屮 двадцать шесть 屮

221 35 6
                                    

Mikael'in açtığı ipten kurtulup ayağa kalkan Jungkook acıyan bileklerini ovuştururken, karşısında adeta alev topuna benzemeye başlayan kızıl kafaya bakıyordu. 

Jungkook'un iyi olup olmadığını yan bir gözle kontrol etmiş, fiziksel bir sorunu olmadığını gördüğünde hareketsiz bir şekilde duran kadının önüne geçmişti. Bakışları bir an için bile olsa kadından ayrılmazken aklından geçenler belirsizdi. Yüzündeki ifade duygularını belli etmekten kaçınırcasına düz dururken saçlarındaki, gözlerindeki ve kollarından ellerine uzanan damarların kızıllığı aslında ne kadar sinirli olduğunu gösteriyordu. 

Jungkook bir an için yanlarına gitmek istese de, vazgeçip aklındaki soruyu sormak için Mikael'e döndü.

"Viktor nerede?"

"Güzellik uykusunda."

Mikael'in yüzündeki sırıtmayla verdiği cevap gencin kaşlarını merakla kaldırmasına neden olsa da, durumun ciddiyetiyle bir beyninde bir şeyleri birleştirebiliyordu. Büyük ihtimalle Valeri kardeşine bir şey olmasın diye buraya getirmek istememişti. 

Yutkunup karşı karşıya duran ikiliye tekrardan baktı. Elena'nın sinirden dolan gözleri net bir şekilde belli olurken, dudaklarını birbirine bastırmıştı. "Valeri." Jungkook'un ismini seslenmesiyle kafasını hafifçe ona doğru döndüren kızılın suratı gözle görülür bir şekilde yumuşadı.

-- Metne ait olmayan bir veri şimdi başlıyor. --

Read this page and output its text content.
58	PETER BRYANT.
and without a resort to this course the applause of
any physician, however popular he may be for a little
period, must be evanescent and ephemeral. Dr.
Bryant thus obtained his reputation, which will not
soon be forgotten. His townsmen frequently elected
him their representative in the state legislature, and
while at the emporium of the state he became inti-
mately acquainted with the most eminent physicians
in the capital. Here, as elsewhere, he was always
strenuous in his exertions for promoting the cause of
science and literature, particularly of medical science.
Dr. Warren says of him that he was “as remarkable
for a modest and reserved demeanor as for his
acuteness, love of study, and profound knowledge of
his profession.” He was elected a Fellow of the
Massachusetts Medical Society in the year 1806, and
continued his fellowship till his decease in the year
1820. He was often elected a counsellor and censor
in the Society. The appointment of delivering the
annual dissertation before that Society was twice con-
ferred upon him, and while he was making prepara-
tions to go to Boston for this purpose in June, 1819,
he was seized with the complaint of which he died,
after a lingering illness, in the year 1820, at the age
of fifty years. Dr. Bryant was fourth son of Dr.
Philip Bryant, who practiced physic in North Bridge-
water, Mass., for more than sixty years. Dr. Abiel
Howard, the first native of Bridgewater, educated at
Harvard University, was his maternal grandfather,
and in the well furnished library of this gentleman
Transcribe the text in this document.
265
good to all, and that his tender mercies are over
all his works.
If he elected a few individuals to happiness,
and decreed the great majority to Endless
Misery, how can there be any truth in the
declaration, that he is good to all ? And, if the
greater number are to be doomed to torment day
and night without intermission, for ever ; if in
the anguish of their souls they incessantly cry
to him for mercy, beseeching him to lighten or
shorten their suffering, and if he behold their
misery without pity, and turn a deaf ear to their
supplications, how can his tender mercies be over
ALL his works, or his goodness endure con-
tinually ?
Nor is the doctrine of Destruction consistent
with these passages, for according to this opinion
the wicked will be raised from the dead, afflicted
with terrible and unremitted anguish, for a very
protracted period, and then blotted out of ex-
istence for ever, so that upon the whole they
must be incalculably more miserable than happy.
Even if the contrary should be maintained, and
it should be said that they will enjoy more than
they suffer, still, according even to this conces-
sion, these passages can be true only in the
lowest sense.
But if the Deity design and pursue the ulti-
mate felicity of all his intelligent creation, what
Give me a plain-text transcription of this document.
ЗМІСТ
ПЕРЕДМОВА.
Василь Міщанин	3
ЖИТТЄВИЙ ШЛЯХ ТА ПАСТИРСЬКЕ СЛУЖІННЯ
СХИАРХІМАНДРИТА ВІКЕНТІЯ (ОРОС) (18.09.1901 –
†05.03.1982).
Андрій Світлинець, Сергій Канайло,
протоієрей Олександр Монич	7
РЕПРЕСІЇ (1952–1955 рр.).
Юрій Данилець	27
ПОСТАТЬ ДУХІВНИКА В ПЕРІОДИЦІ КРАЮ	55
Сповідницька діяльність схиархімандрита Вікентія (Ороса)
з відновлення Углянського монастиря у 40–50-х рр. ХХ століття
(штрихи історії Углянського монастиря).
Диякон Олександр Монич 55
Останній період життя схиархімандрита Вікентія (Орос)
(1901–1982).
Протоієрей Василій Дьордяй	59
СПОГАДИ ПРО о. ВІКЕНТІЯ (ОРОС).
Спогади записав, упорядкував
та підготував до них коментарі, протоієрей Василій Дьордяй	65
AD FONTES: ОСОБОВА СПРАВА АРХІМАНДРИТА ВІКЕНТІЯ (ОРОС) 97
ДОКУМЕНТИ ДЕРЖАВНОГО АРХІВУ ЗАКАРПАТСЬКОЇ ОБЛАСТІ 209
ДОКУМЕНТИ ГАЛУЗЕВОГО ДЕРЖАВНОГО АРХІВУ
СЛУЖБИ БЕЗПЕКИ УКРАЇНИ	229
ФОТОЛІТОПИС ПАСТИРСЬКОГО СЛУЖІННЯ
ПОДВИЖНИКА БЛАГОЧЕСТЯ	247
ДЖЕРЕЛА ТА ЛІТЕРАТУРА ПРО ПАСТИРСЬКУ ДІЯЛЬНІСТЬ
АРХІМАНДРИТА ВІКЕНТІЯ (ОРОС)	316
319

Genç adam temkinli bir şekilde yanına gelen gence baktı. 

"İyi misin?"

Kendisinin sorması gereken soruyu karşı taraftan duyan Valeri, bir an için ne cevap vereceğini bilemedi. Bu durumda bile başkalarını düşünen Jungkook, kızıl kafalının vicdanının daha da çok sızlamasına neden oluyordu. Bunca şeyi başına getiren ve bütün bunlara sebep olan Valeri ve Viktor'ken, o hala kendini es geçip iki kardeşin yardımına iki kez düşünmeden koşuyor ve ilk onların iyi olup olmadığını kontrol ediyordu.

Bu çocuk fazla iyi kalpliydi.

Valeri kafasını 'problem yok' anlamında salladığında Jungkook hafifçe gülümsedi. Kızılın bakışları iki yanağındaki kızarmış yerlere kayarken yüzü sinirle gerildi. 

"Mikael, al Jungkook'u eve götür."

"Hayır!" dedi Jungkook hızla. "Seni burada yalnız bu kadınla bırakmam." 

Valeri, Jungkook'un bu haline içten bir şekilde gülümseyip gencin saçlarını karıştırdı. "Merak etme bana bir şey olmaz. Mikael güç bariyerini ve birçok şeyi ortadan kaldırdı, bu saatten sonra bana gücü yetmez. Hadi git. Viktor evde seni bekliyor."

Jungkook itiraz edecek gibi olsa da Valeri'nin yüzündeki ifade geri adım atıp, dediğini yapmasına neden oldu. Elena'nın sinirden dolan gözlerine kısaca bakıp Mikael'in yönlendirmesiyle dışarı çıktığında ortalığı kulak sağır edecek bir sessizlik kapladı. 

Kızıl kafalı genç derin bir nefes alıp ilk önce başını, daha sonra vücudunu Elena'ya döndürdü. Ağzını sıkıca kapatmış kadının öfkeli bakışlarını görmezden gelip ona yukarıdan sakince baktı. 

"Ses tellerinde bir problem yok, konuşabilirsin."

Elena boşa çabaladığını bilse de tekrardan hareket etmeye çalıştı fakat başarısız oldu. Ağzında bir küfür geveleyip, kasılan çenesiyle Valeri'ye baktı. "Nasıl... Buraya geldiğin an güçsüzleşmen lazımdı senin!"

"Sen beni kendin gibi salak mı zannettin?" Bir adım daha atıp kadının yüzüne iyice yaklaştı. "Ne yaptın da tekrar karşımıza çıktın bilmiyorum ama, emin ol ikinci ölünün geri dönüşü olmayacak."